Perhaps the exterior development gaining the most steam is the de-emphasis of the garage. Be it alley-loaded rear-entry, side-entry or merely pushed back from the front of the house, the dominance of the garage is starting to wane and more street-friendly front elevations are emerging.
Even with that desire for less prominent garages - on the part of consumers and communities alike - there has been an increase in the desire for more garage space. When one or two-car garages don’t cut it, innovations such as tandem garages or a motor court set-up (with two side-entry garages flanking a home’s entrance), are answering the call for solutions.
|Historical details, like the roofline and stout columns indicative of the Craftsman style shown here, give a home a sense of authentic precedence.
Except for small shifts here and there, the basic American floor plan really hasn’t changed much over the years. The great room seems to be nudging out separate living and family rooms, and kitchens have increased significantly in size, not to mention scope of activity, but for the most part shifts have been more evolutionary than revolutionary.
A notable addition to floor plans, however, is the designated space for a home office - or even two, his and hers. As the telecommuting and self-employment trend continues, so does the need for a proper place to work at home. The convertible spare bedroom/den combination no longer suffices; home offices are becoming more elaborate, sometimes with separate entrances, and still others are separate from the home altogether - the California casita comes to mind.
The recognition that the American family is changing has altered floor plans somewhat as well. Master bedrooms on the first floor are a common response to aging boomers’ and seniors’ desires to age in place. And, although bedroom counts have not increased significantly, in some markets - especially those with high Asian populations - housing allows for the probability that an extended family might live under one roof.
Buyers want homes that look different from everyone else’s, that seem like they were created exclusively for them. Variety in elevations is important, but homeowners want the insides of their homes to feel unique as well. Interior details like moldings and trim pieces, arches, beams, built-ins and niches, even if they are part of a standard or upgrade package within a production product line, allow homeowners to feel their home is personalized for them. "People are looking for much richer finishes - and by that I don’t mean more expensive, just more detailed," says Versaci, who sees this attention to interior details occurring at almost all price points and markets.
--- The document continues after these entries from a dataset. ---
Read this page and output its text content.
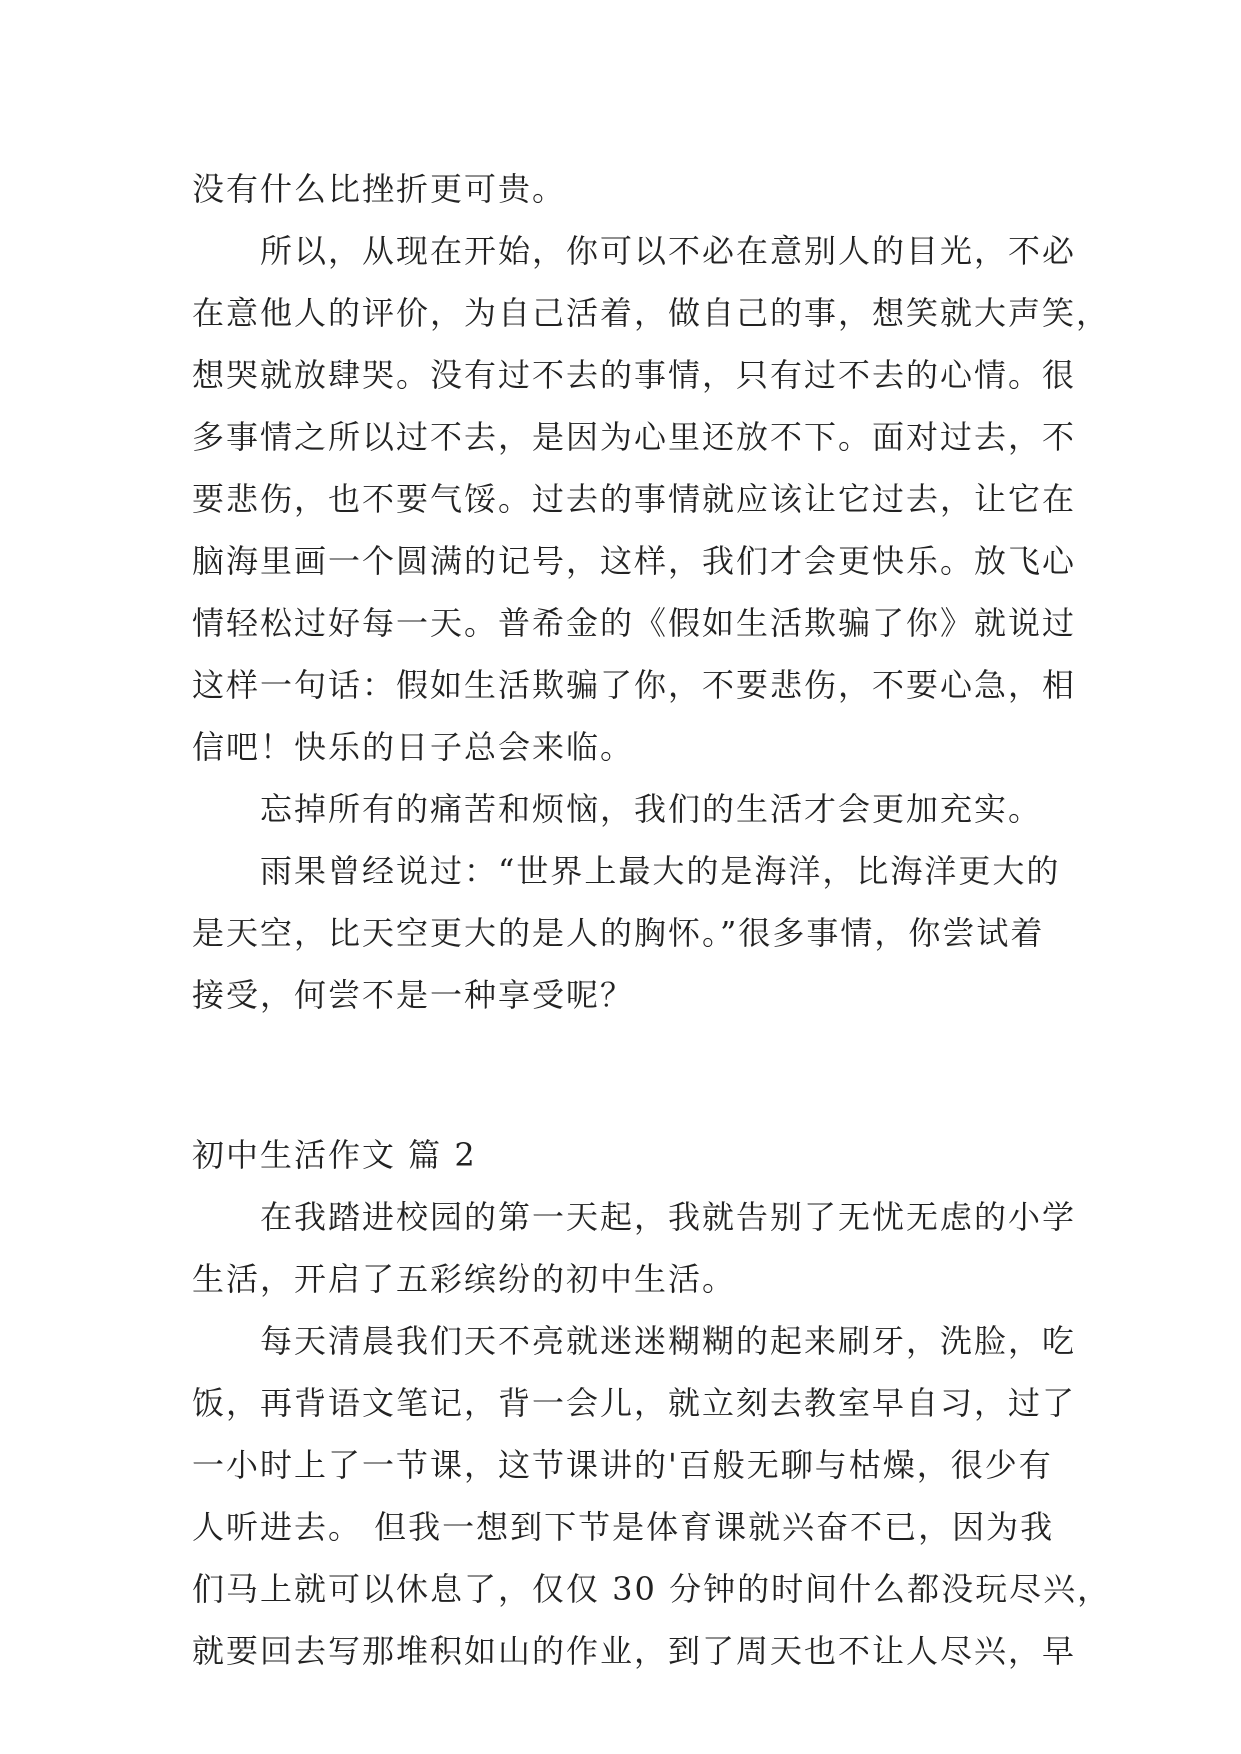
没有什么比挫折更可贵。
所以，从现在开始，你可以不必在意别人的目光，不必
在意他人的评价，为自己活着，做自己的事，想笑就大声笑，
想哭就放肆哭。没有过不去的事情，只有过不去的心情。很
多事情之所以过不去，是因为心里还放不下。面对过去，不
要悲伤，也不要气馁。过去的事情就应该让它过去，让它在
脑海里画一个圆满的记号，这样，我们才会更快乐。放飞心
情轻松过好每一天。普希金的《假如生活欺骗了你》就说过
这样一句话：假如生活欺骗了你，不要悲伤，不要心急，相
信吧！快乐的日子总会来临。
忘掉所有的痛苦和烦恼，我们的生活才会更加充实。
雨果曾经说过：“世界上最大的是海洋，比海洋更大的
是天空，比天空更大的是人的胸怀。”很多事情，你尝试着
接受，何尝不是一种享受呢？
初中生活作文 篇 2
在我踏进校园的第一天起，我就告别了无忧无虑的小学
生活，开启了五彩缤纷的初中生活。
每天清晨我们天不亮就迷迷糊糊的起来刷牙，洗脸，吃
饭，再背语文笔记，背一会儿，就立刻去教室早自习，过了
一小时上了一节课，这节课讲的'百般无聊与枯燥，很少有
人听进去。 但我一想到下节是体育课就兴奋不已，因为我
们马上就可以休息了，仅仅 30 分钟的时间什么都没玩尽兴，
就要回去写那堆积如山的作业，到了周天也不让人尽兴，早
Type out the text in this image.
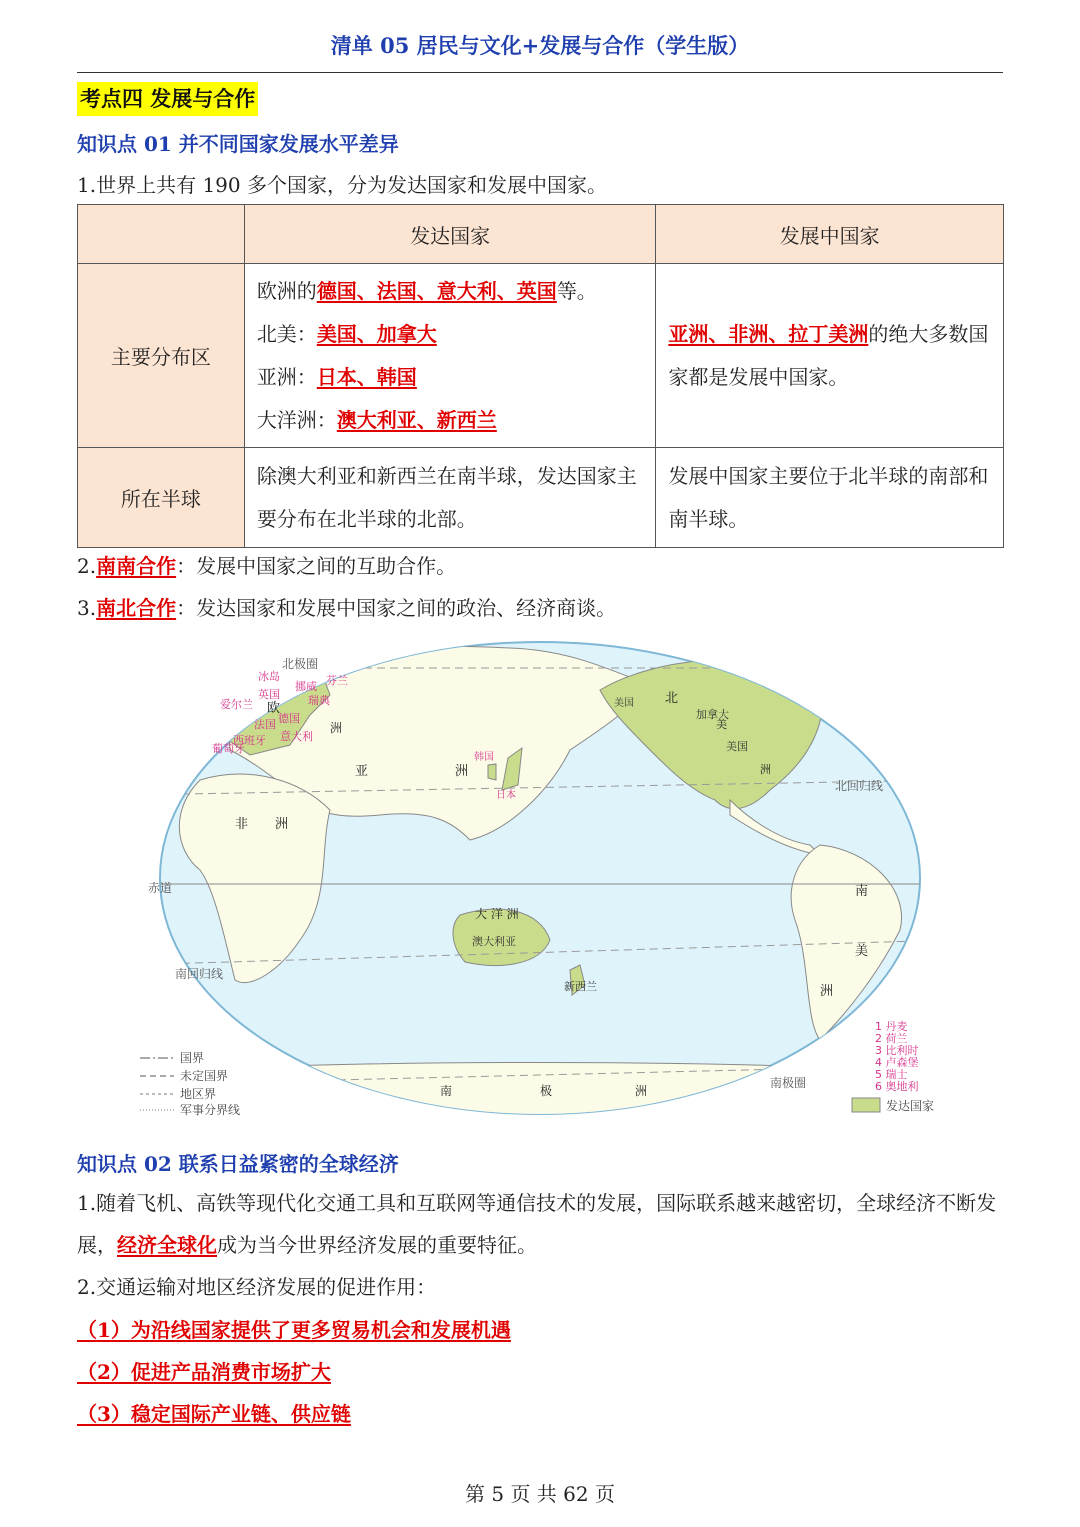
清单 05 居民与文化+发展与合作（学生版）
考点四 发展与合作
知识点 01 并不同国家发展水平差异
1.世界上共有 190 多个国家，分为发达国家和发展中国家。
	发达国家	发展中国家
主要分布区	欧洲的德国、法国、意大利、英国等。
北美：美国、加拿大
亚洲：日本、韩国
大洋洲：澳大利亚、新西兰	亚洲、非洲、拉丁美洲的绝大多数国家都是发展中国家。
所在半球	除澳大利亚和新西兰在南半球，发达国家主要分布在北半球的北部。	发展中国家主要位于北半球的南部和南半球。
2.南南合作：发展中国家之间的互助合作。
3.南北合作：发达国家和发展中国家之间的政治、经济商谈。
北极圈
北回归线
赤道
南回归线
南极圈
冰岛
英国
爱尔兰
挪威
瑞典
芬兰
德国
法国
意大利
西班牙
葡萄牙
欧
洲
亚	洲
非 洲
韩国
日本
大 洋 洲
澳大利亚
新西兰
美国 北
美
加拿大
美国
洲
南
美
洲
南	极	洲
国界
未定国界
地区界
军事分界线
1 丹麦
2 荷兰
3 比利时
4 卢森堡
5 瑞士
6 奥地利
发达国家
知识点 02 联系日益紧密的全球经济
1.随着飞机、高铁等现代化交通工具和互联网等通信技术的发展，国际联系越来越密切，全球经济不断发展，经济全球化成为当今世界经济发展的重要特征。
2.交通运输对地区经济发展的促进作用：
（1）为沿线国家提供了更多贸易机会和发展机遇
（2）促进产品消费市场扩大
（3）稳定国际产业链、供应链
第 5 页 共 62 页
There is also a very consumer-driven shift to more variety in flooring. Although carpet and tile still dominate, more and more builders are moving to hardwoods of every species and configuration and natural stone. Especially in open floor plans, builders are using continuous flooring throughout the home to tie the rooms together. Westchester, NY, architect Andrew Chary says he even carries stone floors on out to patio areas to blur the lines between indoor and outdoor living.
If flooring is used for the appearance of continuity, in other cases ceiling details can provide a sense of distinct living areas. Coffered, cathedral or other ceiling details, as well as variations in ceiling heights, help to break up the monotony of standard height ceilings. Ceiling variations can be especially effective in small floor plans or long and narrow configurations. Along the same lines, a couple steps down into the living room or up to the master bedroom suite go a long way towards breaking up a boring plane.
Ultimately, when it comes to implementing new design ideas and trends, every builder’s experience is different. Sometimes bold and different sells well, but at other times subtle signature touches may take a builder far in his or her market. Sheurer’s reminder is that "simple doesn’t mean boring."